Publiée le 8 juillet 2013, l’étude de Wood & Douglas (1) porte sur l’analyse des discussions virtuelles qui s’engagent entre internautes dans la partie «commentaires» d’articles de presse publiés sur Internet et relatifs aux attentats du 11 septembre 2001, sujet propice à l’expression de convictions complotistes (2). Barrett prend prétexte que les commentaires sur lesquels porte l’étude sont majoritairement complotistes – ce qui «est probablement vrai des commentaires laissés sur quelques articles de presse mais pas du tout en général» précise Michael Wood – pour en tirer la conclusion que les complotistes sont devenus majoritaires dans la population, ce qui relève de la plus pure extrapolation. En effet, Barrett ne formule à aucun moment l’hypothèse que les partisans de la théorie du complot, parce qu’ils sont plus m
otivés que les autres
, puissent poster davantage de commentaires sur les questions qui leur tiennent à cœur.

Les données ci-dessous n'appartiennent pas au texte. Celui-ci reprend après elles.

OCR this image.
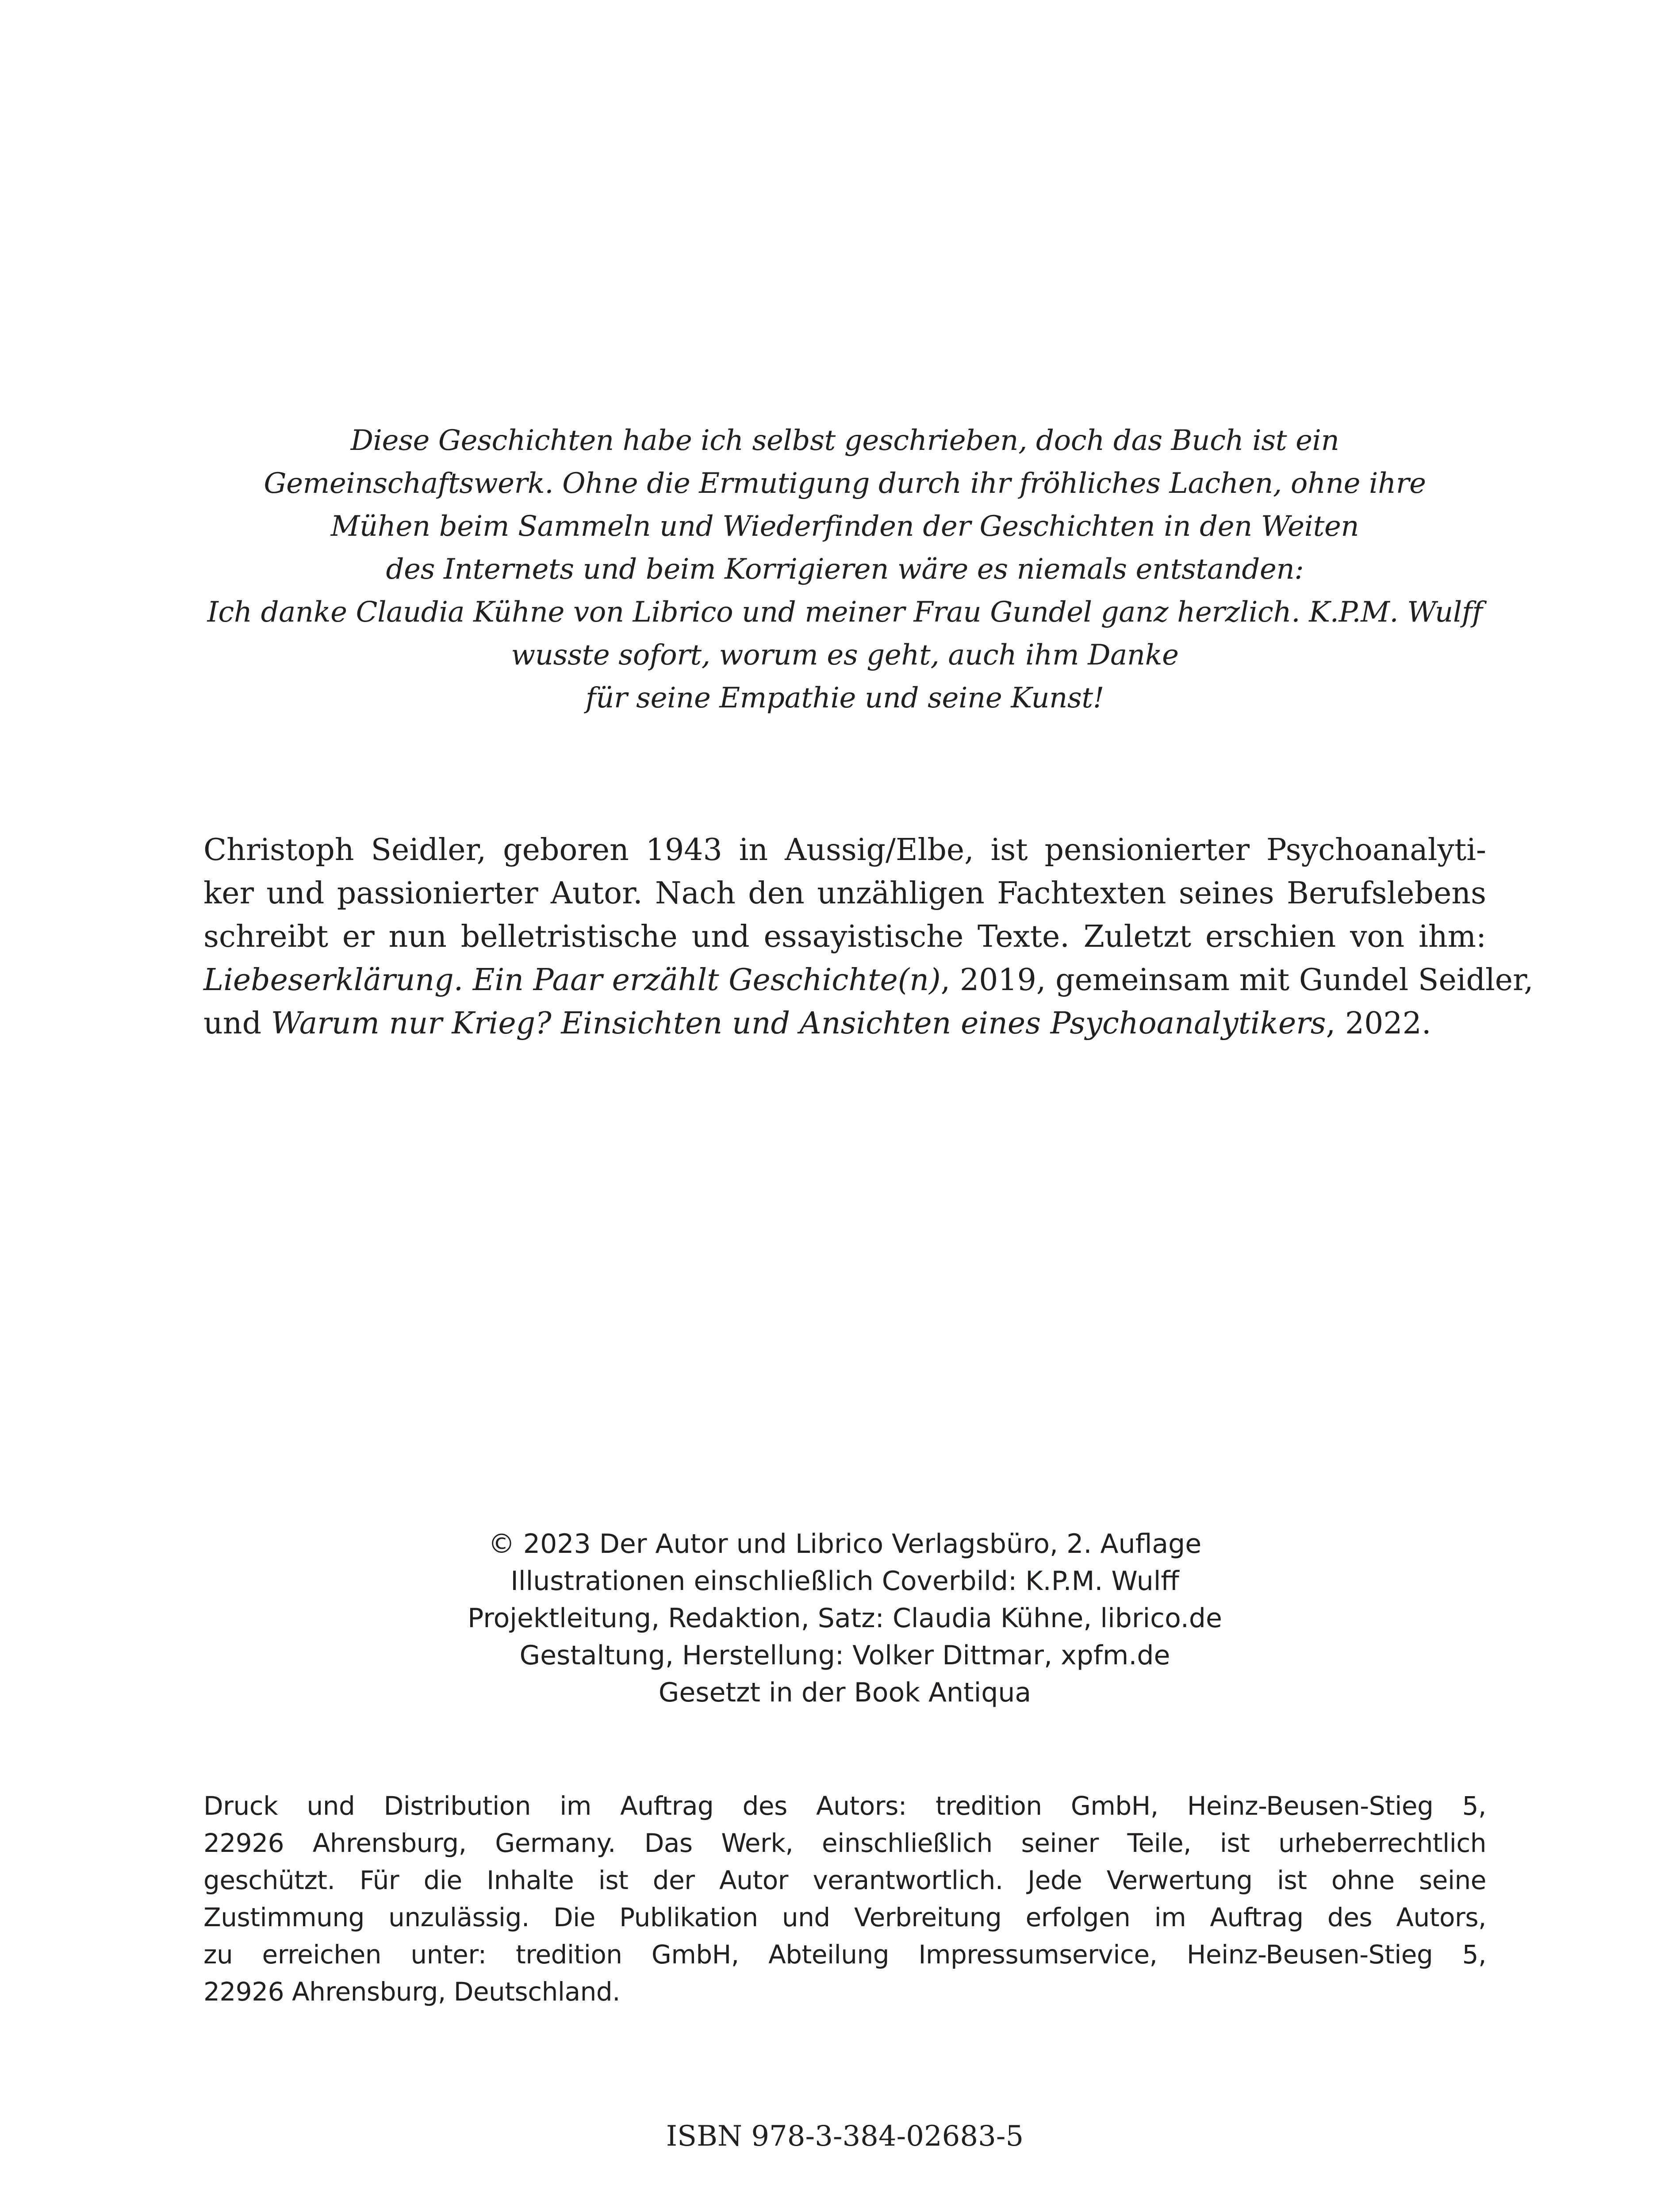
Diese Geschichten habe ich selbst geschrieben, doch das Buch ist ein
Gemeinschaftswerk. Ohne die Ermutigung durch ihr fröhliches Lachen, ohne ihre
Mühen beim Sammeln und Wiederfinden der Geschichten in den Weiten
des Internets und beim Korrigieren wäre es niemals entstanden:
Ich danke Claudia Kühne von Librico und meiner Frau Gundel ganz herzlich. K.P.M. Wulff
wusste sofort, worum es geht, auch ihm Danke
für seine Empathie und seine Kunst!
Christoph Seidler, geboren 1943 in Aussig/Elbe, ist pensionierter Psychoanalyti-
ker und passionierter Autor. Nach den unzähligen Fachtexten seines Berufslebens
schreibt er nun belletristische und essayistische Texte. Zuletzt erschien von ihm:
Liebeserklärung. Ein Paar erzählt Geschichte(n), 2019, gemeinsam mit Gundel Seidler,
und Warum nur Krieg? Einsichten und Ansichten eines Psychoanalytikers, 2022.
© 2023 Der Autor und Librico Verlagsbüro, 2. Auflage
Illustrationen einschließlich Coverbild: K.P.M. Wulff
Projektleitung, Redaktion, Satz: Claudia Kühne, librico.de
Gestaltung, Herstellung: Volker Dittmar, xpfm.de
Gesetzt in der Book Antiqua
Druck und Distribution im Auftrag des Autors: tredition GmbH, Heinz-Beusen-Stieg 5,
22926 Ahrensburg, Germany. Das Werk, einschließlich seiner Teile, ist urheberrechtlich
geschützt. Für die Inhalte ist der Autor verantwortlich. Jede Verwertung ist ohne seine
Zustimmung unzulässig. Die Publikation und Verbreitung erfolgen im Auftrag des Autors,
zu erreichen unter: tredition GmbH, Abteilung Impressumservice, Heinz-Beusen-Stieg 5,
22926 Ahrensburg, Deutschland.
ISBN 978-3-384-02683-5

Si Wood & Douglas découvrent que les arguments des «anti-théorie du complot» – qualifiés dans l’étude de «conventionnalistes» – tendent à avoir un ton plus hostile, cela ne fait pas d’eux pour autant des «fanatiques hostiles» comme le laisse entendre Kevin Barrett : non seulement le mot «fanatique» n’est pas utilisé une seule fois dans toute l’étude mais surtout, les résultats de celle-ci ne permettent en rien de soutenir une telle affirmation. Ainsi, sur une échelle de 1 à 5 (où 1 = pas du tout hostile et 5 = extrêmement hostile), les conspirationnistes obtiennent la note de 1,43 et les conventionnalistes celle de 2,07.

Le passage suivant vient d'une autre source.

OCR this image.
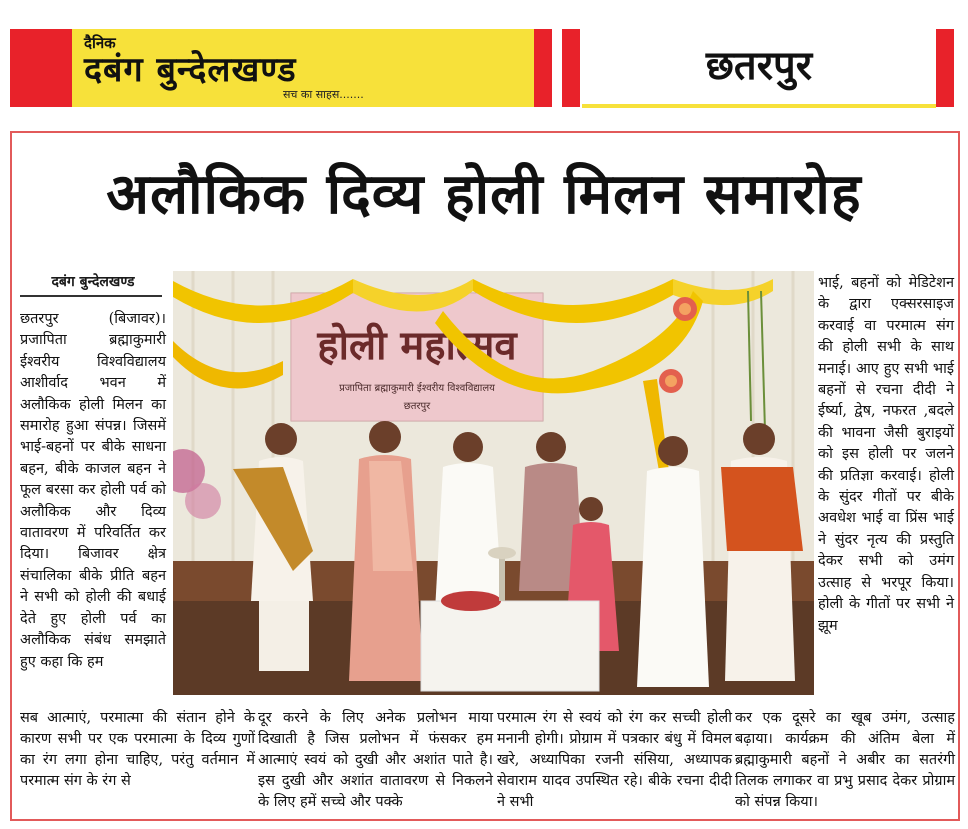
दैनिक
दबंग बुन्देलखण्ड
सच का साहस.......
छतरपुर
अलौकिक दिव्य होली मिलन समारोह
दबंग बुन्देलखण्ड

छतरपुर (बिजावर)। प्रजापिता ब्रह्माकुमारी ईश्वरीय विश्वविद्यालय आशीर्वाद भवन में अलौकिक होली मिलन का समारोह हुआ संपन्न। जिसमें भाई-बहनों पर बीके साधना बहन, बीके काजल बहन ने फूल बरसा कर होली पर्व को अलौकिक और दिव्य वातावरण में परिवर्तित कर दिया। बिजावर क्षेत्र संचालिका बीके प्रीति बहन ने सभी को होली की बधाई देते हुए होली पर्व का अलौकिक संबंध समझाते हुए कहा कि हम

भाई, बहनों को मेडिटेशन के द्वारा एक्सरसाइज करवाई वा परमात्म संग की होली सभी के साथ मनाई। आए हुए सभी भाई बहनों से रचना दीदी ने ईर्ष्या, द्वेष, नफरत ,बदले की भावना जैसी बुराइयों को इस होली पर जलने की प्रतिज्ञा करवाई। होली के सुंदर गीतों पर बीके अवधेश भाई वा प्रिंस भाई ने सुंदर नृत्य की प्रस्तुति देकर सभी को उमंग उत्साह से भरपूर किया।होली के गीतों पर सभी ने झूम

सब आत्माएं, परमात्मा की संतान होने के कारण सभी पर एक परमात्मा के दिव्य गुणों का रंग लगा होना चाहिए, परंतु वर्तमान में परमात्म संग के रंग से

दूर करने के लिए अनेक प्रलोभन माया दिखाती है जिस प्रलोभन में फंसकर हम आत्माएं स्वयं को दुखी और अशांत पाते है। इस दुखी और अशांत वातावरण से निकलने के लिए हमें सच्चे और पक्के

परमात्म रंग से स्वयं को रंग कर सच्ची होली मनानी होगी। प्रोग्राम में पत्रकार बंधु में विमल खरे, अध्यापिका रजनी संसिया, अध्यापक सेवाराम यादव उपस्थित रहे। बीके रचना दीदी ने सभी

कर एक दूसरे का खूब उमंग, उत्साह बढ़ाया। कार्यक्रम की अंतिम बेला में ब्रह्माकुमारी बहनों ने अबीर का सतरंगी तिलक लगाकर वा प्रभु प्रसाद देकर प्रोग्राम को संपन्न किया।

होली महोत्सव
प्रजापिता ब्रह्माकुमारी ईश्वरीय विश्वविद्यालय
छतरपुर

Evidemment, pour s’en rendre compte, les dizaines de blogueurs et administrateurs de sites web qui ont relayé le texte de Kevin Barrett aurait dû se livrer à un travail fastidieux : lire l’étude de Wood & Douglas. Ils se seraient rendu compte qu’elle tend bel et bien à accréditer l’existence d’une «vision du monde conspirationniste sous-jacente» dans laquelle les détails de telle ou telle théorie du complot importent finalement beaucoup moins que le «rejet généralisé des explications officielles» et la croyance primordiale dans un complot. C’est d’ailleurs à une conclusion similaire qu’étaient parvenus les mêmes chercheurs dans un travail antérieur (3).

Notes :
(1) Michael J. Wood & Karen M. Douglas, « “What about building 7?” A social psychological study of online discussion of 9/11 conspiracy theories », Frontiers in Psychology, 4:409, 8 juillet 2013.
(2) L’analyse a porté sur un échantillon de 2174 commentaires postés sur les sites d’ABC News, de CNN, du Daily Mail et du Independent. N’ont été retenus que les commentaires argumentant pour ou contre la théorie du complot sur les attentats du 11 septembre 2001. Les deux tiers des commentaires sélectionnés ont été caractérisés par les auteurs de l’étude comme «conspirationnistes» et le reste comme «conventionnalistes».
(3) Michael J. Wood, Karen M. Douglas & Robbie M. Sutton, « Dead and Alive: Beliefs in Contradictory Conspiracy Theories », Social Psychological and Personality Science, 25 janvier 2012.

Voir aussi :
* Philippe Huneman, « Tous les clichés du complotisme… », Mediapart, 25 juillet 2013.